Best of all, we have made an easy-to-use, drag-and-drop UI that makes clear the amount you have available to be redistributed, and where it’s going.

5. Reset your rollovers (or, forgive your overspending)

You can reset rollover amounts from the pop-ups that appear on the Trends and Calendar pages. This means you’re able to clear a rollover surplus or a deficit on your budget, and it will no longer affect future budget periods from that point.

Use this to forgive yourself if you’ve overspent. Sometimes it’s good to splurge and not have your budgets punish you afterwards. Just don’t use it too often!

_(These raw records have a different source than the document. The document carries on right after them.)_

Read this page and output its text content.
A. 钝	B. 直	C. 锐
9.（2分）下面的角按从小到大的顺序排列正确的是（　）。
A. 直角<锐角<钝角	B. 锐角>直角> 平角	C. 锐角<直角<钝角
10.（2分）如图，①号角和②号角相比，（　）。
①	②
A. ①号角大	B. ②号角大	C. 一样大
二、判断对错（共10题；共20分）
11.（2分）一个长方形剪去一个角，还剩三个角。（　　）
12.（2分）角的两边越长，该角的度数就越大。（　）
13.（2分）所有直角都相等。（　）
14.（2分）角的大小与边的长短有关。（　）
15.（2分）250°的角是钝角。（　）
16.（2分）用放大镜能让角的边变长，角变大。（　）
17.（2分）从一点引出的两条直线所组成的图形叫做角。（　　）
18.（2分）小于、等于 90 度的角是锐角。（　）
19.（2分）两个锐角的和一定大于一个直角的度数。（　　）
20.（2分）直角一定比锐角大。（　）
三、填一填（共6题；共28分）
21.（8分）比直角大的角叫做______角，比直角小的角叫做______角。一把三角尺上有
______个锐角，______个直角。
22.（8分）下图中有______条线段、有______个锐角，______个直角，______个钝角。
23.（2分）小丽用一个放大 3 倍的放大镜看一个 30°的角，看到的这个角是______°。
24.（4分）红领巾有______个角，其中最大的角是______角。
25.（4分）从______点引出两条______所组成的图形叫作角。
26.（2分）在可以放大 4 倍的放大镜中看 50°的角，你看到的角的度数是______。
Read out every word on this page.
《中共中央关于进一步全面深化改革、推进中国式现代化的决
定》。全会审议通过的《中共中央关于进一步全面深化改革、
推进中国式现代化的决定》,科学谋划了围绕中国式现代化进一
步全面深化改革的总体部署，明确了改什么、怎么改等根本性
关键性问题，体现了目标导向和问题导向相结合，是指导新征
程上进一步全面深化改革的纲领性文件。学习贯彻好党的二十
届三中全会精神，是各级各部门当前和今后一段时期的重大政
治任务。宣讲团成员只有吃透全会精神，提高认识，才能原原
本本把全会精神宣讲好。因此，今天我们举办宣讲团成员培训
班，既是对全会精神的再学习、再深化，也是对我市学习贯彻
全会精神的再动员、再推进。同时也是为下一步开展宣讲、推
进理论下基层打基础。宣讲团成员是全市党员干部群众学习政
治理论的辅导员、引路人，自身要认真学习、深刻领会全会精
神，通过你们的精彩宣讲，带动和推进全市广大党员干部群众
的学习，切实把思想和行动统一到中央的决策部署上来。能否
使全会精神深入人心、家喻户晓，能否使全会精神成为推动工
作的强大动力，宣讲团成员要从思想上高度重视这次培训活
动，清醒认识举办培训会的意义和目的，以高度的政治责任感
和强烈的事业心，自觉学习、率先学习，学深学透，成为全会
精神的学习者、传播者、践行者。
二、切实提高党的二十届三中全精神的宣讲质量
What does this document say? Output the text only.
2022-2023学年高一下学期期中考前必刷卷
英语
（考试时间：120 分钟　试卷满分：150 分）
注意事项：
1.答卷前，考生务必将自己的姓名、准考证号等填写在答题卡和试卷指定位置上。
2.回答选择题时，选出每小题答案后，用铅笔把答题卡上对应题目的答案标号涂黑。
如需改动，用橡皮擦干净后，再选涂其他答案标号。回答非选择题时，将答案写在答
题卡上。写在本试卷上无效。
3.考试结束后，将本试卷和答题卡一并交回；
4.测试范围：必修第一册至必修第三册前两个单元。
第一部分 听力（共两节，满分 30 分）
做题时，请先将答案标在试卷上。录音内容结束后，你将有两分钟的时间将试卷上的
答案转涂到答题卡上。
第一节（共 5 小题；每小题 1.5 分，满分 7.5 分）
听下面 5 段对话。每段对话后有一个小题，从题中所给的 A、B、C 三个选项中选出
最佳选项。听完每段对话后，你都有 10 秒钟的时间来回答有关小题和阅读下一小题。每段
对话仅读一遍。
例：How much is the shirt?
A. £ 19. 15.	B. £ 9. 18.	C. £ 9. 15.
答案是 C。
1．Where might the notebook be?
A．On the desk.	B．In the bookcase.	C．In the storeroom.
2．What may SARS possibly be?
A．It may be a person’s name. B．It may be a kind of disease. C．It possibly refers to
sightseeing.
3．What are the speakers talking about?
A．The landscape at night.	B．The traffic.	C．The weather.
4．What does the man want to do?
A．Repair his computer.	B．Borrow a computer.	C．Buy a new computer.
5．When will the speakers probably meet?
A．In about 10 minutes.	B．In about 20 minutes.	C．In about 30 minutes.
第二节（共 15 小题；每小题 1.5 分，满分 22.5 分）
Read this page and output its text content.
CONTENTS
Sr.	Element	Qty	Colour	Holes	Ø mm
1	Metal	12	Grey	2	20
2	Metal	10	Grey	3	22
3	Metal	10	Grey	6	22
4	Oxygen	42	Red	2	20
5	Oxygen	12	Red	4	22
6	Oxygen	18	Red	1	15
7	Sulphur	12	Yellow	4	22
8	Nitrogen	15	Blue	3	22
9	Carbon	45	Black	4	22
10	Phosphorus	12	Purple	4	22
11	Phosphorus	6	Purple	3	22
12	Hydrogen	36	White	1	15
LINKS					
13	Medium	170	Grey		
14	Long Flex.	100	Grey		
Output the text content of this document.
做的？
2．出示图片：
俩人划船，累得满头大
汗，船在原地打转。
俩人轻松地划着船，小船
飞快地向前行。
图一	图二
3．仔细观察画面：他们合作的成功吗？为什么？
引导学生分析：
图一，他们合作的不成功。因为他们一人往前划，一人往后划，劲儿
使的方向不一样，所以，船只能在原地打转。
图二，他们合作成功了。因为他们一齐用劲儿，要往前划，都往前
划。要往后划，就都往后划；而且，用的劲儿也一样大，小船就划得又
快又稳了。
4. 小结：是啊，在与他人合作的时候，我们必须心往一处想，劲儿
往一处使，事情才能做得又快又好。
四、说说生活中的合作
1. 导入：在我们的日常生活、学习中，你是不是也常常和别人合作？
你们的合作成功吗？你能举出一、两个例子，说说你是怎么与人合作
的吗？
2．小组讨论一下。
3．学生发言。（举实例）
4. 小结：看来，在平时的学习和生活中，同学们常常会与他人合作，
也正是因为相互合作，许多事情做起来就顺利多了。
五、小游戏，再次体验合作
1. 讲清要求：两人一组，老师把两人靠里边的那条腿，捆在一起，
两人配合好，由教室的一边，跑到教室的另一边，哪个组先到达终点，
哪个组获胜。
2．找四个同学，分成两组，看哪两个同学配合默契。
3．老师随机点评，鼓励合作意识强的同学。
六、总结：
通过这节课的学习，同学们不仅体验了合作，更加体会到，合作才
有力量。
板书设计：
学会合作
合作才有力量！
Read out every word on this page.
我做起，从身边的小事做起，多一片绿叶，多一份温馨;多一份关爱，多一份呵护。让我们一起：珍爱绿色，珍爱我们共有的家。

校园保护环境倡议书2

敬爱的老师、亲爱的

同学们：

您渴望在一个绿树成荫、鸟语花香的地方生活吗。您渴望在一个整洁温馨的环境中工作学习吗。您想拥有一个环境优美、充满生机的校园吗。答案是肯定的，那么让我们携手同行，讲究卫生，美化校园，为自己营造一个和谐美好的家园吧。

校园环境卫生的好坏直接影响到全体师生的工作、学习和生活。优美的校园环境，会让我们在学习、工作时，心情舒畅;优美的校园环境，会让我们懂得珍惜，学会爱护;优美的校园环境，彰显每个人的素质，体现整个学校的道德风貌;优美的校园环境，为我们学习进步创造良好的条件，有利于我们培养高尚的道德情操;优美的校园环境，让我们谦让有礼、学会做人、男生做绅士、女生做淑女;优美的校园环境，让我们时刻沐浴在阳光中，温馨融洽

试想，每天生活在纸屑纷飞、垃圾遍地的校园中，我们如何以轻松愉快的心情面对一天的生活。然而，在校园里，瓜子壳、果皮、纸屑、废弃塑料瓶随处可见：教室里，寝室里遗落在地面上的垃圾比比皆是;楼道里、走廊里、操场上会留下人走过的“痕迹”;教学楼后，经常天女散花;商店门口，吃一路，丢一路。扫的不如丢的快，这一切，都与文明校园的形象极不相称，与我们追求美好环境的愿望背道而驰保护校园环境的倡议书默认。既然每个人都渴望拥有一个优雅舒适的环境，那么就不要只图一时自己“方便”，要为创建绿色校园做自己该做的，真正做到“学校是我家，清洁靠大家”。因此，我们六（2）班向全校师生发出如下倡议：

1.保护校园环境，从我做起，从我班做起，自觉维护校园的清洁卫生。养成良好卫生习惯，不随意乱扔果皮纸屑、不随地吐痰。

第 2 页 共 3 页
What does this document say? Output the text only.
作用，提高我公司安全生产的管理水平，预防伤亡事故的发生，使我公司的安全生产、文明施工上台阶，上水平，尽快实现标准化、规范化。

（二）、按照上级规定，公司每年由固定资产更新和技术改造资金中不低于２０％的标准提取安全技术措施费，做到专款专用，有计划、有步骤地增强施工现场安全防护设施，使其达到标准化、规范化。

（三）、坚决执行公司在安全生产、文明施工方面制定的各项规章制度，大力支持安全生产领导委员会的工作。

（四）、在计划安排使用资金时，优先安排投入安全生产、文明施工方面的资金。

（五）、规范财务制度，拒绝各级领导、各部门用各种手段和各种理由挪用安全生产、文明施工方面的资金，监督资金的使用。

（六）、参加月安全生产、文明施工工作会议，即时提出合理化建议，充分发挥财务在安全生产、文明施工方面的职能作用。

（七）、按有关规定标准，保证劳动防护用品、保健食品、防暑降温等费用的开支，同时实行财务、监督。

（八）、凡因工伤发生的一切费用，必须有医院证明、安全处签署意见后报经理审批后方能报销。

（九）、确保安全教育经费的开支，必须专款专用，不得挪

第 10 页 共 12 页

And if you decide that you were perhaps remiss in resetting your rollover for a particular category — no problem, you can delete the reset and everything will go back to how it was before.

6. Rollovers are a permanent record

Your budget history sticks around forever in PocketSmith. The longer you maintain your account, the more data you have at hand to see the big picture on how your spending habits have changed over time.

Rollover is the same. Along with your historical budgets, the amounts that have been rolled over are permanent until you choose to delete them. If you reset your rollover at some point, the rollovers calculated before that point will remain intact so you can dig into what happened any time in the future.

7. Deficits are tracked into the future

If you drastically overspend in a budget (e.g. more than twice the budgeted amount), you’ll end up blowing out your budget for a number of periods into the future.

For example, if you spend $500 of a $150 weekly budget, it might not be until next month that you’re able to spend any money in that category again as the deficit carries over two whole periods, and $50 into the third.

This is unless you forgive yourself and reset your rollover or distribute the surplus from another budget — we’ve got your back.

PocketSmith tracks this deficit into the future, so you can see exactly when you’ll have a budget again on the Calendar and Trends pages. This means you’re able to overspend in any category, and be assured that you’ll still reach your financial goals because PocketSmith will tell you when you can start spending money again.